The nights snapped out of sight like a lizard's eyelid :
A world of bald white days in a shadeless socket.
A vulturous boredom pinned me in this tree.
If he were I, he would do what I did."
    - sylvia plath.

05 November 2006

litcrit wanderlust



here are some snippets from novels...

"Why so sad, my friend? What could be bothering you? You're young and strong, without any family to tie you down. ... No one thinks less of you because you were not born in these parts; in fact, everyone respects your conduct and your talents... You can read and write and figure... You have spirit; you have a good, logical head on your shoulders. And, on top of all that, you are the best-looking young man in town. Only twenty-four years old! I don't understand why you keep to yourself so much... You act as if you were better than everyone else, like we're not worthy of your company!" - George Sand, The Black City, 1860.

...

"... but much to his surprise he grew aware of a strange expansion of his inner being, a kind of restive anxiety, a fervent youthful craving for faraway places, a feeling so vivid, so new or else so long outgrown and forgotten that he came to a standstill and - hands behind his back, eyes on the ground, rooted to the spot - examined the nature and purport of the feeling.

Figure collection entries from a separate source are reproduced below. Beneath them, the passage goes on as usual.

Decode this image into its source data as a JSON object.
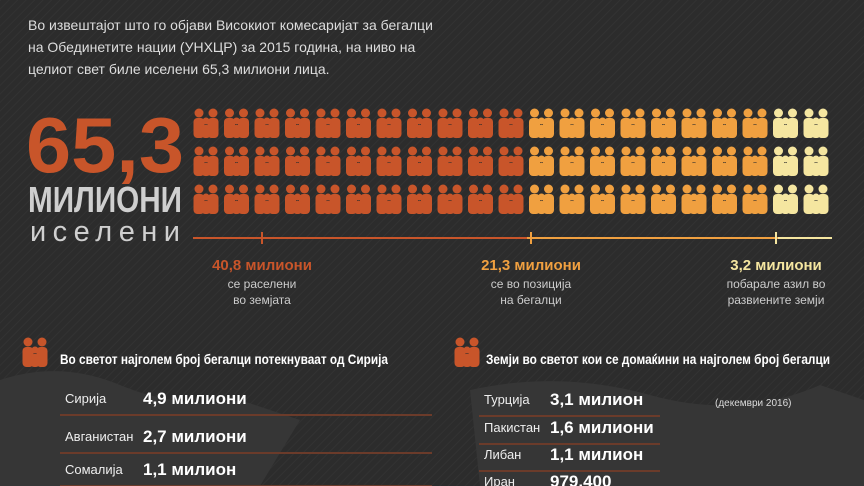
{
  "intro": {
    "lines": [
      "Во извештајот што го објави Високиот комесаријат за бегалци",
      "на Обединетите нации (УНХЦР) за 2015 година, на ниво на",
      "целиот свет биле иселени 65,3 милиони лица."
    ]
  },
  "headline": {
    "number": "65,3",
    "unit": "МИЛИОНИ",
    "label": "иселени"
  },
  "groups": [
    {
      "amount": "40,8 милиони",
      "description": [
        "се раселени",
        "во земјата"
      ]
    },
    {
      "amount": "21,3 милиони",
      "description": [
        "се во позиција",
        "на бегалци"
      ]
    },
    {
      "amount": "3,2 милиони",
      "description": [
        "побарале азил во",
        "развиените земји"
      ]
    }
  ],
  "origins": {
    "title": "Во светот најголем број бегалци потекнуваат од Сирија",
    "rows": [
      {
        "country": "Сирија",
        "amount": "4,9 милиони"
      },
      {
        "country": "Авганистан",
        "amount": "2,7 милиони"
      },
      {
        "country": "Сомалија",
        "amount": "1,1 милион"
      }
    ]
  },
  "hosts": {
    "title": "Земји во светот кои се домаќини на најголем број бегалци",
    "rows": [
      {
        "country": "Турција",
        "amount": "3,1 милион",
        "note": "(декември 2016)"
      },
      {
        "country": "Пакистан",
        "amount": "1,6 милиони"
      },
      {
        "country": "Либан",
        "amount": "1,1 милион"
      },
      {
        "country": "Иран",
        "amount": "979.400"
      }
    ]
  }
}
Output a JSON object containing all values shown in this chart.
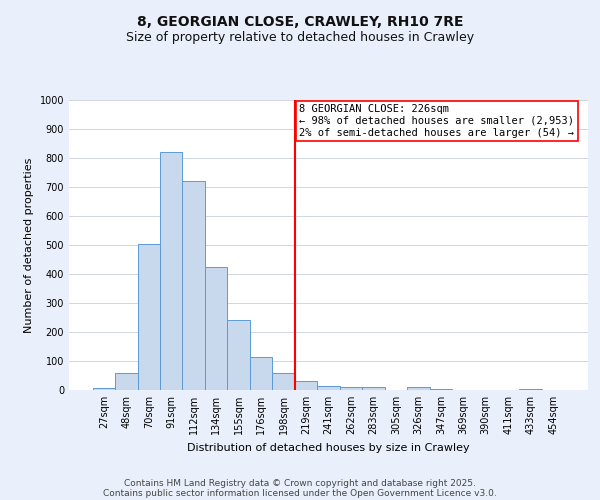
{
  "title": "8, GEORGIAN CLOSE, CRAWLEY, RH10 7RE",
  "subtitle": "Size of property relative to detached houses in Crawley",
  "xlabel": "Distribution of detached houses by size in Crawley",
  "ylabel": "Number of detached properties",
  "categories": [
    "27sqm",
    "48sqm",
    "70sqm",
    "91sqm",
    "112sqm",
    "134sqm",
    "155sqm",
    "176sqm",
    "198sqm",
    "219sqm",
    "241sqm",
    "262sqm",
    "283sqm",
    "305sqm",
    "326sqm",
    "347sqm",
    "369sqm",
    "390sqm",
    "411sqm",
    "433sqm",
    "454sqm"
  ],
  "bar_heights": [
    8,
    57,
    505,
    820,
    720,
    425,
    240,
    115,
    57,
    30,
    13,
    10,
    10,
    0,
    10,
    3,
    0,
    0,
    0,
    5,
    0
  ],
  "bar_color": "#c9d9ed",
  "bar_edge_color": "#5b9bd5",
  "ylim": [
    0,
    1000
  ],
  "yticks": [
    0,
    100,
    200,
    300,
    400,
    500,
    600,
    700,
    800,
    900,
    1000
  ],
  "vline_x": 9,
  "annotation_text": "8 GEORGIAN CLOSE: 226sqm\n← 98% of detached houses are smaller (2,953)\n2% of semi-detached houses are larger (54) →",
  "footer_line1": "Contains HM Land Registry data © Crown copyright and database right 2025.",
  "footer_line2": "Contains public sector information licensed under the Open Government Licence v3.0.",
  "bg_color": "#eaf0fb",
  "plot_bg_color": "#ffffff",
  "grid_color": "#c8d0dc",
  "title_fontsize": 10,
  "subtitle_fontsize": 9,
  "axis_label_fontsize": 8,
  "tick_fontsize": 7,
  "annotation_fontsize": 7.5,
  "footer_fontsize": 6.5
}
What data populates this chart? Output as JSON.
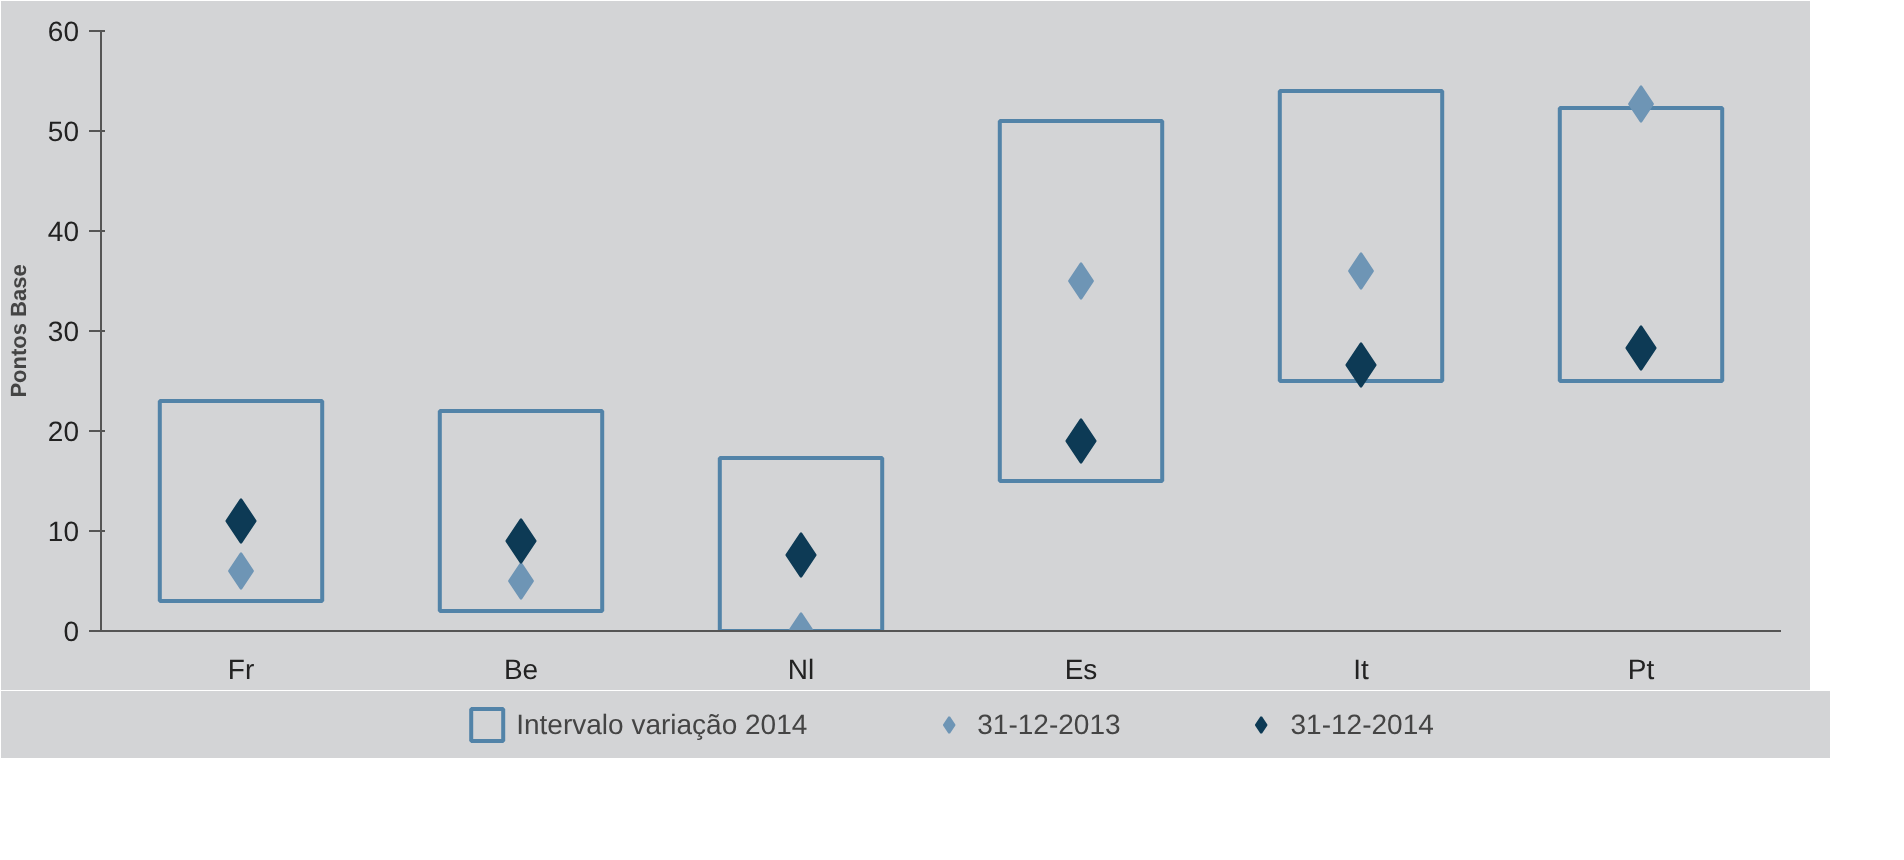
{
  "chart_data": {
    "type": "bar",
    "ylabel": "Pontos Base",
    "categories": [
      "Fr",
      "Be",
      "Nl",
      "Es",
      "It",
      "Pt"
    ],
    "ylim": [
      0,
      60
    ],
    "yticks": [
      0,
      10,
      20,
      30,
      40,
      50,
      60
    ],
    "grid": false,
    "legend": "bottom",
    "series": [
      {
        "name": "Intervalo variação 2014",
        "color": "#5283a8",
        "base": [
          3,
          2,
          0,
          15,
          25,
          25
        ],
        "values": [
          20,
          20,
          17.3,
          36,
          29,
          27.3
        ]
      },
      {
        "name": "31-12-2013",
        "type": "scatter",
        "marker": "diamond",
        "color": "#6e95b5",
        "values": [
          6,
          5,
          0,
          35,
          36,
          52.7
        ]
      },
      {
        "name": "31-12-2014",
        "type": "scatter",
        "marker": "diamond",
        "color": "#0d3a55",
        "values": [
          11,
          9,
          7.6,
          19,
          26.6,
          28.3
        ]
      }
    ]
  }
}
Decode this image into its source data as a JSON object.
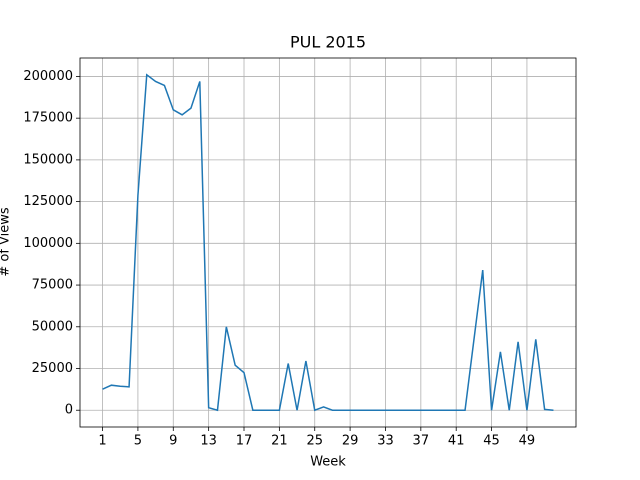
{
  "chart_data": {
    "type": "line",
    "title": "PUL 2015",
    "x_label": "Week",
    "y_label": "# of Views",
    "x": [
      1,
      2,
      3,
      4,
      5,
      6,
      7,
      8,
      9,
      10,
      11,
      12,
      13,
      14,
      15,
      16,
      17,
      18,
      19,
      20,
      21,
      22,
      23,
      24,
      25,
      26,
      27,
      28,
      29,
      30,
      31,
      32,
      33,
      34,
      35,
      36,
      37,
      38,
      39,
      40,
      41,
      42,
      43,
      44,
      45,
      46,
      47,
      48,
      49,
      50,
      51,
      52
    ],
    "series": [
      {
        "name": "PUL 2015",
        "color": "#1f77b4",
        "values": [
          12600,
          15000,
          14400,
          14000,
          128700,
          201000,
          197000,
          194600,
          180000,
          177000,
          181000,
          197000,
          1500,
          0,
          50000,
          27000,
          22500,
          0,
          0,
          0,
          0,
          28000,
          0,
          29500,
          0,
          2000,
          0,
          0,
          0,
          0,
          0,
          0,
          0,
          0,
          0,
          0,
          0,
          0,
          0,
          0,
          0,
          0,
          42000,
          84000,
          0,
          35000,
          0,
          41000,
          0,
          42500,
          500,
          0
        ]
      }
    ],
    "xlim": [
      -1.55,
      54.55
    ],
    "ylim": [
      -10050,
      211050
    ],
    "xticks": [
      1,
      5,
      9,
      13,
      17,
      21,
      25,
      29,
      33,
      37,
      41,
      45,
      49
    ],
    "yticks": [
      0,
      25000,
      50000,
      75000,
      100000,
      125000,
      150000,
      175000,
      200000
    ],
    "grid": true
  }
}
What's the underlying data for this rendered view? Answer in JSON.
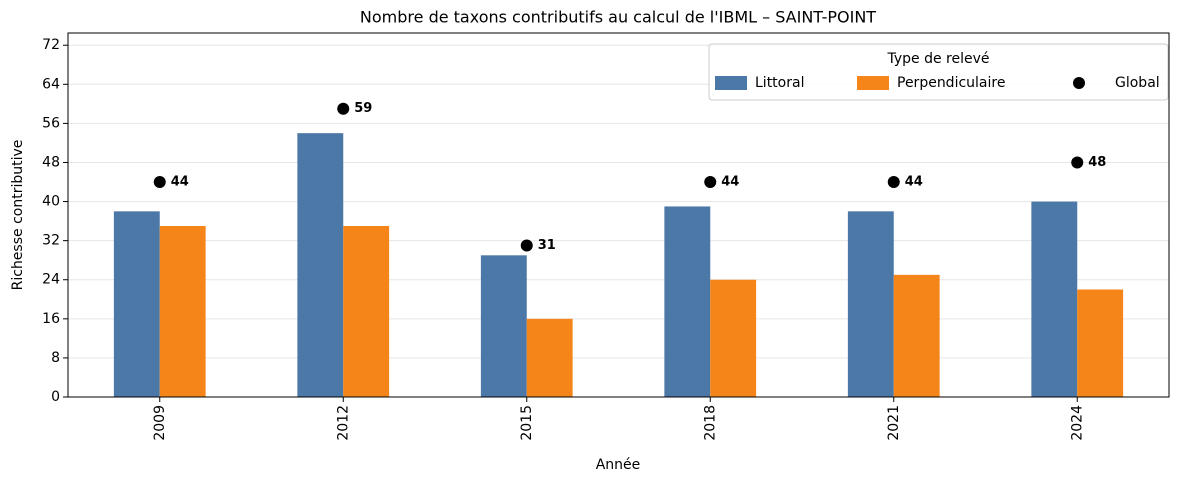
{
  "chart_data": {
    "type": "bar",
    "title": "Nombre de taxons contributifs au calcul de l'IBML – SAINT-POINT",
    "x_label": "Année",
    "y_label": "Richesse contributive",
    "categories": [
      "2009",
      "2012",
      "2015",
      "2018",
      "2021",
      "2024"
    ],
    "series": [
      {
        "name": "Littoral",
        "color": "#4c78a8",
        "kind": "bar",
        "values": [
          38,
          54,
          29,
          39,
          38,
          40
        ]
      },
      {
        "name": "Perpendiculaire",
        "color": "#f58518",
        "kind": "bar",
        "values": [
          35,
          35,
          16,
          24,
          25,
          22
        ]
      },
      {
        "name": "Global",
        "color": "#000000",
        "kind": "scatter",
        "values": [
          44,
          59,
          31,
          44,
          44,
          48
        ]
      }
    ],
    "ylim": [
      0,
      74.5
    ],
    "yticks": [
      0,
      8,
      16,
      24,
      32,
      40,
      48,
      56,
      64,
      72
    ],
    "grid": true,
    "legend_title": "Type de relevé",
    "legend": "upper right"
  }
}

It was wanderlust, pure and simple; but it pounced on him as a seizure, intensifying into a burst of passion, even a hallucination. His desire could virtually see, his ability to fantasize, unlulled since his hours of working, conjured up all the wonders and terrors, all the variety of the earth, which he strove to envision. He saw, saw a landscape, and monstrous, a primordial jungle of islands, morasses, and alluvial inletsl saw hariy palm shafts near and far striving upward out of rank and rampant ferns, realms of fat, swollen plants with fantastic blossoms; saw eccentrically misshapen trees plunging their roots through the air and into the ground, into stagnant waters reflecting green shadows; saw bowl-sized, milky white flowers drifting on surfaces and outlandish species of birds, with hunched shoulders and deformed beaks, standing in shallow liquids and inertly ogling sideways; saw the sparkling eyes of a couching tiger between the knotty canes of the bamboo thicket - and he felt his heart pounding with horror and enigmatic longing. Then the vision faded; and shaking his head, Aschenbach resumed his promenade along the fences of the gravestone yards." - Thomas Mann, Death in Venice, 1912.

...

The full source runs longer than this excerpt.